Apple a fabriqué un simulateur pour comparer les taxes entre l'ancien et le nouveau système. Presque à tous les coups, les 50 centimes par téléchargement créent des dettes colossales.
Apple a fabriqué un simulateur pour comparer les taxes entre l’ancien et le nouveau système. Presque à tous les coups, les 50 centimes par téléchargement créent des dettes colossales. // Source : X

Autre coup dur : la création d’un magasin tiers est soumise au bon vouloir d’Apple, qui exigera une lettre de banque pour chaque développeur en quête de concurrencer l’App Store. Apple exige une garantie financière d’au moins un million d’euros, sous prétexte qu’un petit développeur pourrait tenter de créer son propre magasin rempli de virus et d’arnaques si la création d’un magasin tiers était trop facile. Difficile de lui donner tort, mais tout le monde n’a pas un million d’euros de garantie à sa disposition.

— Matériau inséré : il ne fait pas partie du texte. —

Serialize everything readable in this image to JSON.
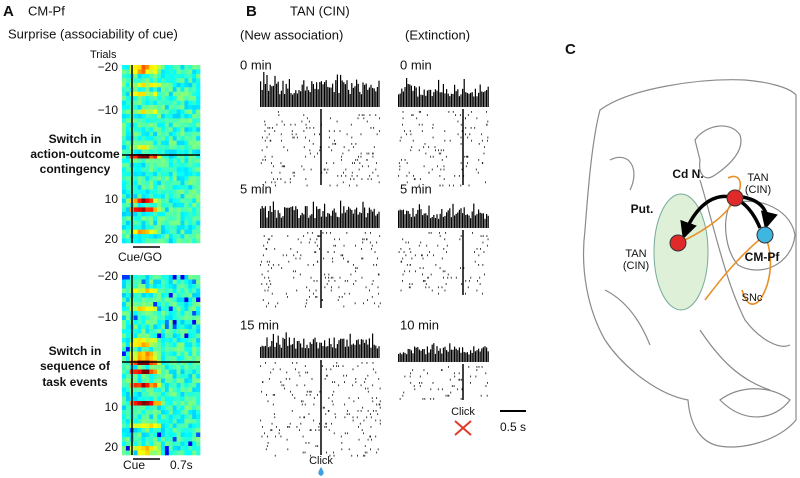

En l’état, l’App Store ne va pas changer

Avec ce nouveau système, seuls quelques développeurs devraient pouvoir sortir gagnants.

Le simulateur mis en ligne par Apple est la preuve que tout est fait pour faire du nouveau système un mauvais plan. Prenons l’exemple d’une application téléchargée 10 millions de fois par an, qui s’attend à un chiffre d’affaires de 10 millions d’euros en achats intégrés (un service de streaming, par exemple). L’ancien système lui coûte 250 000 dollars de taxes, le nouveau lui en coûte presque 600 000. En l’état, seules les applications qui rapportent plusieurs centaines de millions d’euros peuvent sortir gagnantes du nouveau système, seulement si leur nombre d’utilisateurs total n’est pas trop élevé. Mieux vaut avoir 1 000 utilisateurs dont 600 abonnés à un service payant, que 100 000 utilisateurs et 1 000 qui payent. Même un Fortnite n’est pas sûr d’être rentable.

L’App Store n’est pas mort et sort même renforcé par les nouvelles dispositions d’Apple. La marque estime que 99 % des développeurs resteront fidèles à l’ancien système, ce qui nous semble presque une estimation basse (surtout avec l’indisponibilité des nouvelles conditions dans les autres pays). En l’état, Apple a conçu le système parfait pour se conformer au DMA sans trop en pâtir, même si la justice européenne pourrait rapidement exiger plus de souplesse. Notamment en le forçant à une véritable ouverture aux applications tierces, sans contrôle de ce qui passe à l’intérieur.